Paul the Octopus made international headlines in 2010 when he correctly predicted the winners of eight World Cup soccer matches. People from around the world tuned in to see the clairvoyant cephalopod choose Spain over the Netherlands in the final match. To the Spaniards, "Pulpo Paul" became a folk hero. For those on the losing side, he was a nuisance with eight tentacles they would like to have thrown on the grill.
A few months later the world's most famous Octopus Vulgaris, or common octopus, died at the Sea Life Aquarium in Oberhausen, near Duisburg in western Germany. Aquarium officials were devastated, and later unveiled a memorial in his honor featuring a large statue of Paul with his tentacles engulfing a giant soccer ball decorated with the flags of the world. Paul's ashes are in an urn inside.

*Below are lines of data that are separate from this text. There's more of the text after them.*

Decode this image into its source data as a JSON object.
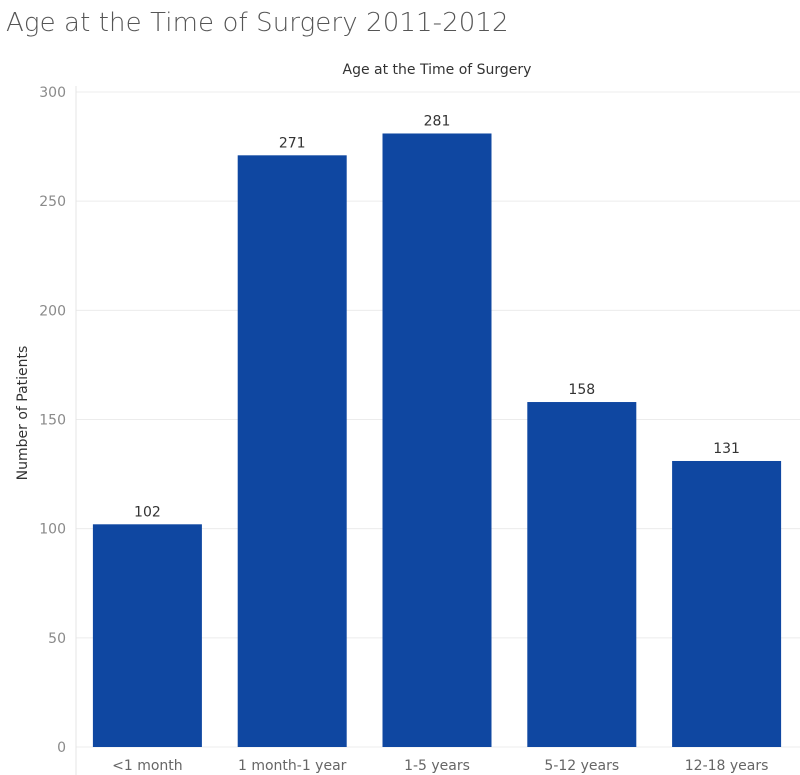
{
  "page": {
    "title": "Age at the Time of Surgery 2011-2012"
  },
  "chart_data": {
    "type": "bar",
    "title": "Age at the Time of Surgery",
    "xlabel": "",
    "ylabel": "Number of Patients",
    "categories": [
      "<1 month",
      "1 month-1 year",
      "1-5 years",
      "5-12 years",
      "12-18 years"
    ],
    "values": [
      102,
      271,
      281,
      158,
      131
    ],
    "data_labels": [
      "102",
      "271",
      "281",
      "158",
      "131"
    ],
    "ylim": [
      0,
      300
    ],
    "yticks": [
      0,
      50,
      100,
      150,
      200,
      250,
      300
    ],
    "ytick_labels": [
      "0",
      "50",
      "100",
      "150",
      "200",
      "250",
      "300"
    ],
    "grid": true,
    "legend": "none",
    "bar_color": "#0f47a1"
  }
}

Now Sea Life aquariums across Germany are hosting their own contest to find a successor for Paul for this year's Women's FIFA World Cup, which is being hosted by Germany and begins on Sunday. As 16 teams from around the world prepare to square off on the pitch, eight different eight-tentacled creatures across Germany will compete to predict who the winners of the games will be.
Eight different octopi will be faced with the challenge on June 24 of choosing the victor of the opening match between Germany and Canada two days later. They then will be tasked with predicting the winner of each of Germany's games after that, and, if Germany is no longer in the competition, of the remaining teams. The octopus with the best success rate wins.
Bringing Home the 'Gold'
Paul's former aquarium in Oberhausen has a new oracle-in-training, sometimes called "Little Paul" who will be participating in the contest. Berlin has its own Ophira, a six-month-old common octopus. She arrived in Berlin last month from an aquarium in France, and is normally a beige or light brown color, but is adept at camouflage. The Berlin Sea Life aquarium gave Ophira her name, which means "gold" in Hebrew, because they hoped she would help Germany bring home the gold in women's football, said Nina Zerbe, a spokeswoman for Sea Life in Berlin.
Paul made his predictions by picking a mussel from one of two transparent boxes lowered into his tank and bearing the national flags of two opposing teams. Experts said the odds of him picking eight winners in a row were 256 to 1, assuming they were equivalent to independent coin flips.
"I don't think we will be able to repeat what happened last year," said Oliver Walenciak, a chief biologist at Sea Life in Oberhausen. "That was extraordinary."
The new Paul has been introduced to the types of boxes that will be lowered into his tank, but not to one with flags, so as not to prejudice him, Walenciak said.
A team of scientists at the aquarium came up with the idea of predicting games three years ago during the European football championship. Octopi are intelligent creatures who need activities, and they keep them busy by having them take lids off of jars. Retrieving a mussel from the box was a progression from there, Walenciak said. Paul the Octopus also successfully predicted four of Germany's six matches in that 2008 European championship.
Already, at least a dozen journalists in Berlin have registered to attend the first test of Ophira's capacity for prophesy. At 11 a.m. on June 24, the eight different octopi will simultaneously be offered a choice between Germany and Canada, who meet on June 26 in the World Cup's opening game in Berlin's Olympic Stadium.
It doesn't matter if Ophira decides not to choose one of the two boxes with a mussel in it, or if it takes her two hours to make the choice, says Zerbe.
"Everything is voluntary," Zerbe says. "If she doesn't want to do it, she doesn't have to."